Traditional algorithms have been heavily biased towards early ACLR, with elements such as progressive, intense rehabilitation beyond a rigid time frame, movement patterns and psychological fear-avoidance never previously considered ((Fitzgerald, Axe, Snyder-Mackler 2000, Hartigan et al 2013). Many patients that have been classified as ‘copers’ still decide to opt for surgery (Hurd et al 2008), and many ‘non-copers’ if given adequate time ultimately become ‘copers’! (Thoma et al 2019, Moksnes et al 2008).

Based on the KANON trial, psychological factors such as pre-existing preferences, beliefs and lack of motivation towards rehabilitation and exercises were the main reasons patients chose to have a reconstruction (Thorstensson et al 2009), with physical performance of quadriceps strength and hop tests key factors of success (Ericcson et al 2013) in all groups. Choosing to not have an ACLR and opting for exercise therapy alone is also a prognostic factor for less knee symptoms at 5-year follow-up (Filbay et al 2017).

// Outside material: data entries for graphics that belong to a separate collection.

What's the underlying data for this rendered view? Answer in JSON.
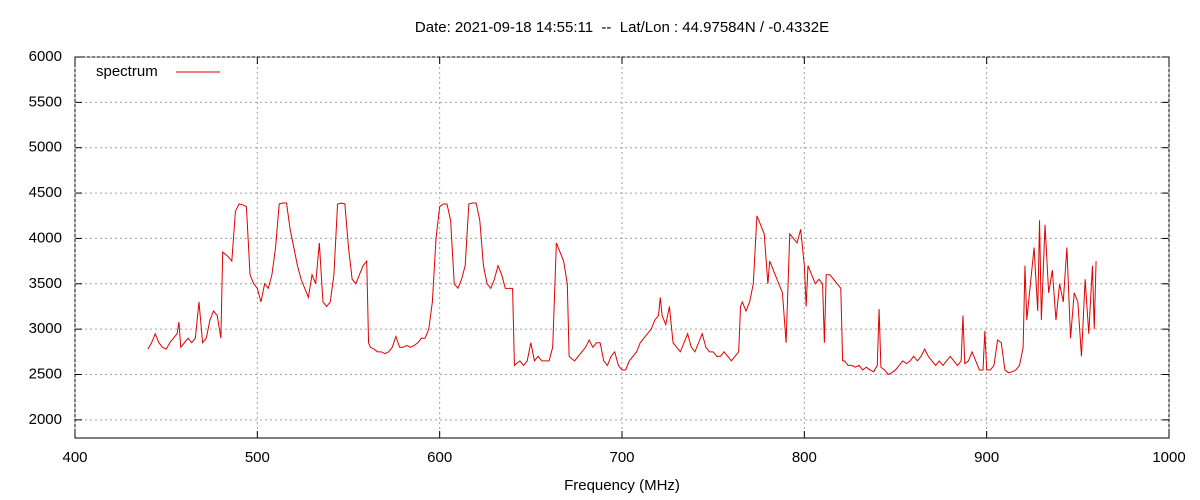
{
  "chart_data": {
    "type": "line",
    "title": "Date: 2021-09-18 14:55:11  --  Lat/Lon : 44.97584N / -0.4332E",
    "x_label": "Frequency (MHz)",
    "xlim": [
      400,
      1000
    ],
    "xticks": [
      400,
      500,
      600,
      700,
      800,
      900,
      1000
    ],
    "ylim": [
      1800,
      6000
    ],
    "yticks": [
      2000,
      2500,
      3000,
      3500,
      4000,
      4500,
      5000,
      5500,
      6000
    ],
    "grid": true,
    "legend": "top-left",
    "x": [
      440,
      442,
      444,
      446,
      448,
      450,
      452,
      454,
      456,
      457,
      458,
      460,
      462,
      464,
      466,
      468,
      470,
      472,
      474,
      476,
      478,
      480,
      481,
      484,
      486,
      488,
      490,
      492,
      494,
      496,
      498,
      500,
      502,
      504,
      506,
      508,
      510,
      512,
      514,
      516,
      518,
      520,
      522,
      524,
      526,
      528,
      530,
      532,
      534,
      536,
      538,
      540,
      542,
      544,
      546,
      548,
      550,
      552,
      554,
      556,
      558,
      560,
      561,
      562,
      564,
      566,
      568,
      570,
      572,
      574,
      576,
      578,
      580,
      582,
      584,
      586,
      588,
      590,
      592,
      594,
      596,
      598,
      600,
      602,
      604,
      606,
      608,
      610,
      612,
      614,
      616,
      618,
      620,
      622,
      624,
      626,
      628,
      630,
      632,
      634,
      636,
      638,
      640,
      641,
      642,
      644,
      646,
      648,
      650,
      652,
      654,
      656,
      658,
      660,
      662,
      664,
      666,
      668,
      670,
      671,
      672,
      674,
      676,
      678,
      680,
      682,
      684,
      686,
      688,
      690,
      692,
      694,
      696,
      698,
      700,
      702,
      704,
      706,
      708,
      710,
      712,
      714,
      716,
      718,
      720,
      721,
      722,
      724,
      726,
      728,
      730,
      732,
      734,
      736,
      738,
      740,
      742,
      744,
      746,
      748,
      750,
      752,
      754,
      756,
      758,
      760,
      762,
      764,
      765,
      766,
      768,
      770,
      772,
      774,
      776,
      778,
      780,
      781,
      784,
      786,
      788,
      790,
      792,
      794,
      796,
      798,
      800,
      801,
      802,
      804,
      806,
      808,
      810,
      811,
      812,
      814,
      816,
      818,
      820,
      821,
      822,
      824,
      826,
      828,
      830,
      832,
      834,
      836,
      838,
      840,
      841,
      842,
      844,
      846,
      848,
      850,
      852,
      854,
      856,
      858,
      860,
      862,
      864,
      866,
      868,
      870,
      872,
      874,
      876,
      878,
      880,
      882,
      884,
      886,
      887,
      888,
      890,
      892,
      894,
      896,
      898,
      899,
      900,
      902,
      904,
      906,
      908,
      910,
      912,
      914,
      916,
      918,
      920,
      921,
      922,
      924,
      926,
      928,
      929,
      930,
      932,
      934,
      936,
      938,
      940,
      942,
      944,
      946,
      948,
      950,
      952,
      954,
      956,
      958,
      959,
      960
    ],
    "series": [
      {
        "name": "spectrum",
        "color": "#e00000",
        "values": [
          2780,
          2850,
          2950,
          2850,
          2800,
          2780,
          2850,
          2900,
          2950,
          3080,
          2800,
          2850,
          2900,
          2850,
          2900,
          3300,
          2850,
          2900,
          3100,
          3200,
          3150,
          2900,
          3850,
          3800,
          3750,
          4300,
          4380,
          4370,
          4350,
          3600,
          3500,
          3450,
          3300,
          3500,
          3450,
          3600,
          3900,
          4380,
          4390,
          4390,
          4100,
          3900,
          3700,
          3550,
          3450,
          3350,
          3600,
          3500,
          3950,
          3300,
          3250,
          3300,
          3600,
          4380,
          4390,
          4380,
          3900,
          3550,
          3500,
          3600,
          3700,
          3750,
          2850,
          2800,
          2780,
          2750,
          2750,
          2730,
          2750,
          2800,
          2920,
          2800,
          2800,
          2820,
          2800,
          2820,
          2850,
          2900,
          2900,
          3000,
          3300,
          4000,
          4350,
          4380,
          4380,
          4200,
          3500,
          3450,
          3550,
          3700,
          4380,
          4390,
          4390,
          4200,
          3700,
          3500,
          3450,
          3550,
          3700,
          3600,
          3450,
          3450,
          3450,
          2600,
          2620,
          2650,
          2600,
          2650,
          2850,
          2650,
          2700,
          2650,
          2650,
          2650,
          2800,
          3950,
          3850,
          3750,
          3500,
          2700,
          2680,
          2650,
          2700,
          2750,
          2800,
          2880,
          2800,
          2850,
          2850,
          2650,
          2600,
          2700,
          2750,
          2600,
          2550,
          2550,
          2650,
          2700,
          2750,
          2850,
          2900,
          2950,
          3000,
          3100,
          3150,
          3350,
          3150,
          3050,
          3250,
          2850,
          2800,
          2750,
          2850,
          2950,
          2800,
          2750,
          2850,
          2950,
          2800,
          2750,
          2750,
          2700,
          2700,
          2750,
          2700,
          2650,
          2700,
          2750,
          3250,
          3300,
          3200,
          3300,
          3500,
          4250,
          4150,
          4050,
          3500,
          3750,
          3600,
          3500,
          3400,
          2850,
          4050,
          4000,
          3950,
          4100,
          3700,
          3250,
          3700,
          3600,
          3500,
          3550,
          3500,
          2850,
          3600,
          3600,
          3550,
          3500,
          3450,
          2650,
          2650,
          2600,
          2600,
          2580,
          2600,
          2550,
          2580,
          2550,
          2530,
          2600,
          3220,
          2580,
          2550,
          2500,
          2520,
          2550,
          2600,
          2650,
          2620,
          2650,
          2700,
          2650,
          2700,
          2780,
          2700,
          2650,
          2600,
          2650,
          2600,
          2650,
          2700,
          2650,
          2600,
          2650,
          3150,
          2620,
          2650,
          2750,
          2650,
          2550,
          2550,
          2980,
          2550,
          2550,
          2600,
          2880,
          2850,
          2550,
          2520,
          2530,
          2550,
          2600,
          2800,
          3700,
          3100,
          3500,
          3900,
          3200,
          4200,
          3100,
          4150,
          3400,
          3650,
          3100,
          3500,
          3300,
          3900,
          2900,
          3400,
          3300,
          2700,
          3550,
          2950,
          3700,
          3000,
          3750
        ]
      }
    ]
  }
}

How do you address potential psychological impairments following ACL rupture for those following a non-surgical pathway?

Again, this is such an excellent question with a myriad of potential topics to cover! In our subjective examination we need to at least in a cursory way question around patient beliefs of the injury management options, their expectations, short and long-term goals, social considerations, fears and motivations (Burland et al 2019, Sommerfeldt et al 2018, Scott, Perry and Sole 2017). I have writings elsewhere that speak to specific screening questioning around these elements (Richardson 2018).

In the physical examination, I observe for manifestation of fear-avoidant movement patterns through the affected limb: guarding, bracing, excessive co-contraction of the hamstrings and quadriceps and disproportionate off-loading of the knee (Hartigan et al 2013). I then attempt to correct this with verbal or tactile cues and reassurance to change these aberrant motor-control strategies, which hopefully in turn increases the quality and range of motion (ROM) during functional task assessment and reduces pain.